と言われても全然ピンと来ないと思います。
そこで、今回は簡単なプログラムを用いて、依存性が発生しているケースと、解消方法である依存性の注入・逆転について、解説していきたいと思います。
依存性が発生しているケース
-
NameRepository
はユーザ名を返します。
class NameRepository {
String getName() {
return 'Tom'
}
}
-
NameModel
は内部でNameRepository
を使用してユーザの名前を取得します。
import 'name_repository.dart';
class NameModel {
//内部でNameRepositoryをインスタンス化している
final nameRepository _nameRepository = NameRepository();
void callHallo() {
final String name = _nameRepository.getName();
print('Hello $name');
}
}
-
main()
の処理ではNameModel
のcallHello()
メソッドを実行します。
import 'name_model.dart';
void main() {
final nameModel nameModel = NameModel();
nameModel.callHello();
}
この場合NameModel
はNameRepository
がないと動きないため、NameModel
はNameRepository
に依存していると言えます。
これが依存性と呼ばれるものになります。
この依存性は何が問題となるのか、次は私が製造業の出身であることから、部品メーカーとその部品を使って製品を作っている自動車のメーカーを例に解説したいと思います。
依存性の問題を解説
部品メーカーは独自に部品をつくっていて、その部品を大手のメーカーに提供しています。
自動車メーカーは渡された部品を使って、どういう製品を作るか設計して実装(製造)を行なっています。
このような場合、部品メーカーとの関係が悪くなったり、また部品メーカーが倒産した場合、自動車メーカーは製品を作ることができなくなってしまいます。
なぜならば、この場合自動車メーカーは特定の部品メーカーに依存しているためです。
依存性の問題を解決するために
ではどうすれば、自動車メーカーは依存するせずに製品を製造することができるのでしょうか。
そのためには、
- 自動車メーカーはまず作りたい車を設計する。
- その車に必要となる部品の仕様書を作成し、部品メーカーにそれを作るよう依頼する。
- 部品メーカーは決められた仕様に基づいて部品を作成し、自動車メーカーに納品する。
このような構図になれば、自動車メーカーはもはや特定の部品メーカーに依存していません。
仕様を満たす部品をより安くつくることのできる部品メーカーが見つかったのであれば、そちらに切り替えることも可能になります。
またこの場合、部品メーカーは自動車メーカーに依存することになるため、依存性の構図が逆転しています。
これを依存性の逆転と言います。
依存性の逆転をプログラムで実装
部品メーカーと自動車メーカーの例で依存性と依存性の逆転がわかったところで、次は先ほどのプログラムの依存性を逆転してみましょう。

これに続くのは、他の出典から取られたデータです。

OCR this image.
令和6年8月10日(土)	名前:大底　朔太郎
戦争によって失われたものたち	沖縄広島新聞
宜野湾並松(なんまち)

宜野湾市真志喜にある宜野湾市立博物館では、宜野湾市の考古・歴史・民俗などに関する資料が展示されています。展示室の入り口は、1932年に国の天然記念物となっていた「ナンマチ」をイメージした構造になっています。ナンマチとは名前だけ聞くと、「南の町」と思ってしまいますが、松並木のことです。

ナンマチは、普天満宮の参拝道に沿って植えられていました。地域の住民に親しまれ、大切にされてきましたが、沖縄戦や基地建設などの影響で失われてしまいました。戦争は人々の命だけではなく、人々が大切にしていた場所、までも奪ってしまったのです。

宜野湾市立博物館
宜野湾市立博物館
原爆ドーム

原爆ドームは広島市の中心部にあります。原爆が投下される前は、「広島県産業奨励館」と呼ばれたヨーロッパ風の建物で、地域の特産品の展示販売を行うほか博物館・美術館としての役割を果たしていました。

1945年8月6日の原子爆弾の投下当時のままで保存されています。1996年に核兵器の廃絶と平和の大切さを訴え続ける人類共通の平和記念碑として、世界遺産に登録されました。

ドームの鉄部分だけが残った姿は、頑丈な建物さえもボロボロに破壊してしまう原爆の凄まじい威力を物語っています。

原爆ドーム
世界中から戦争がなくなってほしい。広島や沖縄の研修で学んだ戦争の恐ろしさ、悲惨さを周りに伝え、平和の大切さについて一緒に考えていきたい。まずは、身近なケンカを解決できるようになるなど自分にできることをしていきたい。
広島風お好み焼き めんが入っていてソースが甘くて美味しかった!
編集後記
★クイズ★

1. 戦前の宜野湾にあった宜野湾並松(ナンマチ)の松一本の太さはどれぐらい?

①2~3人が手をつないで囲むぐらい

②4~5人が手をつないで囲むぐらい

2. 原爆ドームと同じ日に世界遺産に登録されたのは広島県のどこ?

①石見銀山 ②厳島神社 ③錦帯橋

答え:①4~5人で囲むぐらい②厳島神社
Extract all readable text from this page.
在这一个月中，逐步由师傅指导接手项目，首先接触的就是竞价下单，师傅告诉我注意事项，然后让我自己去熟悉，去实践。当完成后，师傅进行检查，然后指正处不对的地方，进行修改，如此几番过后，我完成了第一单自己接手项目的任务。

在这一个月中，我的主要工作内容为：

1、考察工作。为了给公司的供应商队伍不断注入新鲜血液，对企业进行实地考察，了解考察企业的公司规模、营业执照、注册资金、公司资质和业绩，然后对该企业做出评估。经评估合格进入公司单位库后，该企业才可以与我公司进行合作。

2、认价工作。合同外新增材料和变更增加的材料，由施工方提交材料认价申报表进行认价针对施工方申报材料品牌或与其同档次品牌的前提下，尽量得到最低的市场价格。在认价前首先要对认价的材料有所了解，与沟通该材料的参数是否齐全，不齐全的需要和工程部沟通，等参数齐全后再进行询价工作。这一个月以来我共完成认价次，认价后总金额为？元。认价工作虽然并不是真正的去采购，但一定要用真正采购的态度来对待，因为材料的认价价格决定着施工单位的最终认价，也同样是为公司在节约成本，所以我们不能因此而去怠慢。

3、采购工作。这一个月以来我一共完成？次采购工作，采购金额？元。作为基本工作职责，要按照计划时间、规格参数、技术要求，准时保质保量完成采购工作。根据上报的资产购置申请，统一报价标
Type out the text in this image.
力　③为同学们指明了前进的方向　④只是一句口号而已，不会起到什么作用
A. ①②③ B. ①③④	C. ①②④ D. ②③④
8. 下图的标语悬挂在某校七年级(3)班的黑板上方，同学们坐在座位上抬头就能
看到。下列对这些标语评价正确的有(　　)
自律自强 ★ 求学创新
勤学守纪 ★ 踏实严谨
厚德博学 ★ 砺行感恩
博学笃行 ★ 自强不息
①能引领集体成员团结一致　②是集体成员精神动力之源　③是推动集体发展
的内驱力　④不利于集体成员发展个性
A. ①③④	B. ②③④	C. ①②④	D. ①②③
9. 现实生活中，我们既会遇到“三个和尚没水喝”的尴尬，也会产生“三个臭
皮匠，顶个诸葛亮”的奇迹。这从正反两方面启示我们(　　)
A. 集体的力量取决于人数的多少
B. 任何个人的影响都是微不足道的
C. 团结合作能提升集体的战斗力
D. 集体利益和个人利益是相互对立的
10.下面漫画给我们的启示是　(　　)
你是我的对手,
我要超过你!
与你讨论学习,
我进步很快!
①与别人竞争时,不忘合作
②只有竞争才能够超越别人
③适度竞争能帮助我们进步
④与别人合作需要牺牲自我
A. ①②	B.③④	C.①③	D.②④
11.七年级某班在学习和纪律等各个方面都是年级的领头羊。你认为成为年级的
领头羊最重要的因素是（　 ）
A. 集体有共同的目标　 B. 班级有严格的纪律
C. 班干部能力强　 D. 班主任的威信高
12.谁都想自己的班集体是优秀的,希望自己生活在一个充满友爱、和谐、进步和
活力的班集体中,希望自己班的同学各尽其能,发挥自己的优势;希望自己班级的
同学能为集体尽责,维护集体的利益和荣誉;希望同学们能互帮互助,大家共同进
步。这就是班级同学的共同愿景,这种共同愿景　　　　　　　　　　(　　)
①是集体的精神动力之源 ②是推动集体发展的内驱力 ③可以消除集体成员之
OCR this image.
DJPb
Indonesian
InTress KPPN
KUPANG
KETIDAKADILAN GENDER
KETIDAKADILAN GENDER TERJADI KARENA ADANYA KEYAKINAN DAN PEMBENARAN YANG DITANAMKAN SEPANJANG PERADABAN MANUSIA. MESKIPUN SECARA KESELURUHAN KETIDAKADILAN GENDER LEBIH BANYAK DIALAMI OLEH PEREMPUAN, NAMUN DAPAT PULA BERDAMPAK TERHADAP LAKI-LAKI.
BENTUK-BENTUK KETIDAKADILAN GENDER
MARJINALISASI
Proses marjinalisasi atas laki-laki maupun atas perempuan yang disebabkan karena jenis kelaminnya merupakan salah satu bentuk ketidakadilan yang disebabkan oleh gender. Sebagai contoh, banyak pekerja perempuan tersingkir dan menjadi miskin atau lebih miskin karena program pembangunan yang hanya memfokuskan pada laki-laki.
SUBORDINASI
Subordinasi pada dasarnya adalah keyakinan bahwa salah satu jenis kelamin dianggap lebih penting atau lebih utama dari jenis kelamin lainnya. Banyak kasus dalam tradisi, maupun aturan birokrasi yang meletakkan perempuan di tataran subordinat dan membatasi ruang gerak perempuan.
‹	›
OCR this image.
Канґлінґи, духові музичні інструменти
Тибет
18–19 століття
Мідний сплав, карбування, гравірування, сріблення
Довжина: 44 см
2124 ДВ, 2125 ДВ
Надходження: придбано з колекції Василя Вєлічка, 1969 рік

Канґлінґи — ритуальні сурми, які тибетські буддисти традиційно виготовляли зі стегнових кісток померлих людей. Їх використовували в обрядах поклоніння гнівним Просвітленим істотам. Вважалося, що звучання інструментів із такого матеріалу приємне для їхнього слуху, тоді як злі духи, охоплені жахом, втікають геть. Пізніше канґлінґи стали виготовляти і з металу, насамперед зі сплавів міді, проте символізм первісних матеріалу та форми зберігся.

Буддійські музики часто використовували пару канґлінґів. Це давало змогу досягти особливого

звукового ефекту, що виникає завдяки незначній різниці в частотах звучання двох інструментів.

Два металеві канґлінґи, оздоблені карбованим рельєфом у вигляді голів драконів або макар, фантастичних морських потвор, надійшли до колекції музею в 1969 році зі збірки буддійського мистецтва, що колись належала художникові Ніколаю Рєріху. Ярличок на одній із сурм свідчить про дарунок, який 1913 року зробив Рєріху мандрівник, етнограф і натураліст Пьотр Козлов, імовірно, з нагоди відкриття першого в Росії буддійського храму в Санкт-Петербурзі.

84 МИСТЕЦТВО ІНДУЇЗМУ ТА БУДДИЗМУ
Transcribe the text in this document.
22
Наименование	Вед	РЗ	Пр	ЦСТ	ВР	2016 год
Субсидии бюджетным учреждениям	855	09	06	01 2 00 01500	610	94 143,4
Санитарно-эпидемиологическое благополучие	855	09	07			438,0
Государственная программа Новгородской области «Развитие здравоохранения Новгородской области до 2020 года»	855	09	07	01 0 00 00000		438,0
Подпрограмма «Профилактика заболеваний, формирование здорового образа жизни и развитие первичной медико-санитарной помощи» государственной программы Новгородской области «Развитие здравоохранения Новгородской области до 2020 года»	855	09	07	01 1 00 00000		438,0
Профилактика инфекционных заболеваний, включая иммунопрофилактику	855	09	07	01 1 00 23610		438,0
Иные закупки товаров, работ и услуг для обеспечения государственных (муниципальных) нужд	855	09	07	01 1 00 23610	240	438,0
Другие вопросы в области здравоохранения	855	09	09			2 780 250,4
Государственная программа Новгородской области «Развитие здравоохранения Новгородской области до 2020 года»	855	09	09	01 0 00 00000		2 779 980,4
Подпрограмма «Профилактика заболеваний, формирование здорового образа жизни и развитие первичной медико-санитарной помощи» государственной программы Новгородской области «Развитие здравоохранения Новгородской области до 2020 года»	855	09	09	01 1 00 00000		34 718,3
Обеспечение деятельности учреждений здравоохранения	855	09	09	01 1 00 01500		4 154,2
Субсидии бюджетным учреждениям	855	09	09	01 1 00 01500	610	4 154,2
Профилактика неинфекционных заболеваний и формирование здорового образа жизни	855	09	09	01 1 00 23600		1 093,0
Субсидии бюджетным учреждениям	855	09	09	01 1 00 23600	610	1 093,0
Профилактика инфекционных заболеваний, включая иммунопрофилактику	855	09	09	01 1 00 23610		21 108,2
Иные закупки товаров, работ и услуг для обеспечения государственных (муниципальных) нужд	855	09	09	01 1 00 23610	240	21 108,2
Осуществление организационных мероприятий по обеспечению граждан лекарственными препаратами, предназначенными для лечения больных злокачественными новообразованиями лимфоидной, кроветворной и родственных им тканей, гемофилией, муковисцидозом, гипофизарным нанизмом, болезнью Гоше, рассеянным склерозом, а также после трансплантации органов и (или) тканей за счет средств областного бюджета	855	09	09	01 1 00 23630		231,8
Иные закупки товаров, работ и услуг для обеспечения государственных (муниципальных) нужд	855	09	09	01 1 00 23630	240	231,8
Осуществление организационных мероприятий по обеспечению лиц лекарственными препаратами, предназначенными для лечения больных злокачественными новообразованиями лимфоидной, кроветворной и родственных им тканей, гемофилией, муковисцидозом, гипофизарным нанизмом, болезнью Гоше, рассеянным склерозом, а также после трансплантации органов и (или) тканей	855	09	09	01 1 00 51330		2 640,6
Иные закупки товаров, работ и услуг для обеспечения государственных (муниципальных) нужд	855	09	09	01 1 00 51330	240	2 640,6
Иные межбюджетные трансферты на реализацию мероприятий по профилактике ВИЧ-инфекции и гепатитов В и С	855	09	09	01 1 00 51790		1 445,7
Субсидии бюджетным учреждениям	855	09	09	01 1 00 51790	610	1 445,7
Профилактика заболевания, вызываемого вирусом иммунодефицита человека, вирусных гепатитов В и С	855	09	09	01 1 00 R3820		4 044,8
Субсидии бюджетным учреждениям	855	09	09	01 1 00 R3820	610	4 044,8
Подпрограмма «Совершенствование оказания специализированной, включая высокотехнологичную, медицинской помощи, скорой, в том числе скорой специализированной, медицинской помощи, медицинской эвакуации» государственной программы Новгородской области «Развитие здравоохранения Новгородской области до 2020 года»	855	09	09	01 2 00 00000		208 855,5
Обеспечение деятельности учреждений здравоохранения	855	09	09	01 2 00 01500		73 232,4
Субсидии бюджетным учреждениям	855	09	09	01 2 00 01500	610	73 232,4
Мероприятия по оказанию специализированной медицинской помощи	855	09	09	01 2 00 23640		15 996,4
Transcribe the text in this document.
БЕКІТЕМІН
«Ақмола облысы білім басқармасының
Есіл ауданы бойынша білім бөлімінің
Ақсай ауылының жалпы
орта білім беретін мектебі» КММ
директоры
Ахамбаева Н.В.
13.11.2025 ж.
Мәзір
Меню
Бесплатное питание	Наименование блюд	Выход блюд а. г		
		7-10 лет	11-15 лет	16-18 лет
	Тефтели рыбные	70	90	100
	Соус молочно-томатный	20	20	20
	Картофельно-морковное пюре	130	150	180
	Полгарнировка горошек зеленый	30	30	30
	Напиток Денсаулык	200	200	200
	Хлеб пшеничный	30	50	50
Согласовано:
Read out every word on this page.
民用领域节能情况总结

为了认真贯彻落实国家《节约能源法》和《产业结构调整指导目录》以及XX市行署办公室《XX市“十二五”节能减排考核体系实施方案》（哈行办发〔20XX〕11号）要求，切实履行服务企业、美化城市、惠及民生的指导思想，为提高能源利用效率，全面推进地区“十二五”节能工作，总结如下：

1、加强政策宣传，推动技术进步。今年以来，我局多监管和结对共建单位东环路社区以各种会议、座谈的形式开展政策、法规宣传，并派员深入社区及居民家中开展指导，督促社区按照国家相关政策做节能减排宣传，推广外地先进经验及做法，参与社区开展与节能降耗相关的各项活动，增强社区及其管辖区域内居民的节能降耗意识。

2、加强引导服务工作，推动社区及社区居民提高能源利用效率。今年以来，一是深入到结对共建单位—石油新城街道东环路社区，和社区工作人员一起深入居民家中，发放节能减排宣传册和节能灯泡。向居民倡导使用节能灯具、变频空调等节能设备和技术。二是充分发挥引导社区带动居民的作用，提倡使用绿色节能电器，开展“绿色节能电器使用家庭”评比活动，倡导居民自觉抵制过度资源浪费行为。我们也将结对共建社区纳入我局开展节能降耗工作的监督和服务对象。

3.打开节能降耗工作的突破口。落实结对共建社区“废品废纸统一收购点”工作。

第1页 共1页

依存性を逆転させるためには、依存性を注入するといった段階を踏む必要があります。
class NameRepository {
String getName() {
return 'Tom';
}
}
import 'name_repository.dart';
class NameModel {
NameModel(this._nameRepository);
final NameRepository _nameRepository;
void callHello() {
final String name = _nameRepository.getName();
print('Hello,$name');
}
}
- これにより
NameModel
は自身が必要とするNameRepository
を外部から受け取るようになります。
import 'name_model.dart';
import 'name_repository.dart';
void main() {
final NameRepository nameRepository = NameRepository();
final NameModel name = NameModel(nameRepository);
name.callHello();
}
-
main()
の処理でNameRepository
をインスタンス化しNameModel
に渡しています。 - これにより
NameModel
に例えばDummyNameRepository
を渡すこともできるようになります。
初期のコードでは、NameModel
が自分でNameRepository
をインスタンス化していましたが、
これをNameModel
を使用するmain()
から渡すことで依存性の注入をすることができます。
しかし、引き続き NameModel
は NameRepository
に依存していているため、修正が必要です。
依存性の逆転をプログラムで実装(続き)
abstract class INameRepository {
String getName();
}
class NameRepository implements INameRepository {
String getName() {
return 'Tom';
}
}
-
NameRepository
のインターフェースであるINameRepository
を定義しました。
import 'name_repository.dart';
class NameModel {
NameModel(this._nameRepository);
final INameRepository _nameRepository;
void callHello() {
final String name = _nameRepository.getName();
print('Hello,$name');
}
}
これによりNameModel
は NameRepository
ではなく INameRepository
というインターフェースに依存するようになりました。
import 'name_model.dart';
import 'name_repository.dart';
void main() {
final INameRepository nameRepository = NameRepository();
final NameModel name = NameModel(nameRepository);
name.callHello();
}
しかしこの場合、name_repositpry.dart
のファイルを削除した場合、name_model.dart
でエラーが発生します。 これはname_model.dart
のコードは、name_repositpry.dart
に依存しているためです。
そのため、引き続き下記のように修正します。
abstract class INameRepository {
String getName();
}
class NameModel {
NameModel(this._nameRepository);
final INameRepository _nameRepository;
void callHello() {
final String name = _nameRepository.getName();
print('Hello$name');
}
}
-
INameRepository
の定義をname_model.dart
に移動させました。
import 'name_model.dart';
class NameRepository implements INameRepository {
String getName() {
return 'Tom';
}
}
-
NameRepository
はname_model.dart
からインターフェースを import するようになりました。
import 'name_model.dart';
import 'name_repository.dart';
void main() {
final INameRepository nameRepository = NameRepository();
final NameModel name = NameModel(nameRepository);
name.callHello();
}
-
NameRepository
はname_model.dart
で定義されているINameRepository
に依存するようになり、依存性が逆転しました。
これにより、name_repository.dart
のファイルが削除されてもname_model.dart
を修正する必要がなくなります。
逆に name_model.dart
が削除されると name_repository.dart
ではエラーが起きるようになり、最初と依存関係が逆転していることがわかります。
最後に
現実世界に例えることで、自分はとても腑に落ちることができました。
今回の記事を見て、誰かの力になれればとても嬉しいです。
長文となりましたが、ここまで見てくださりありがとうございます。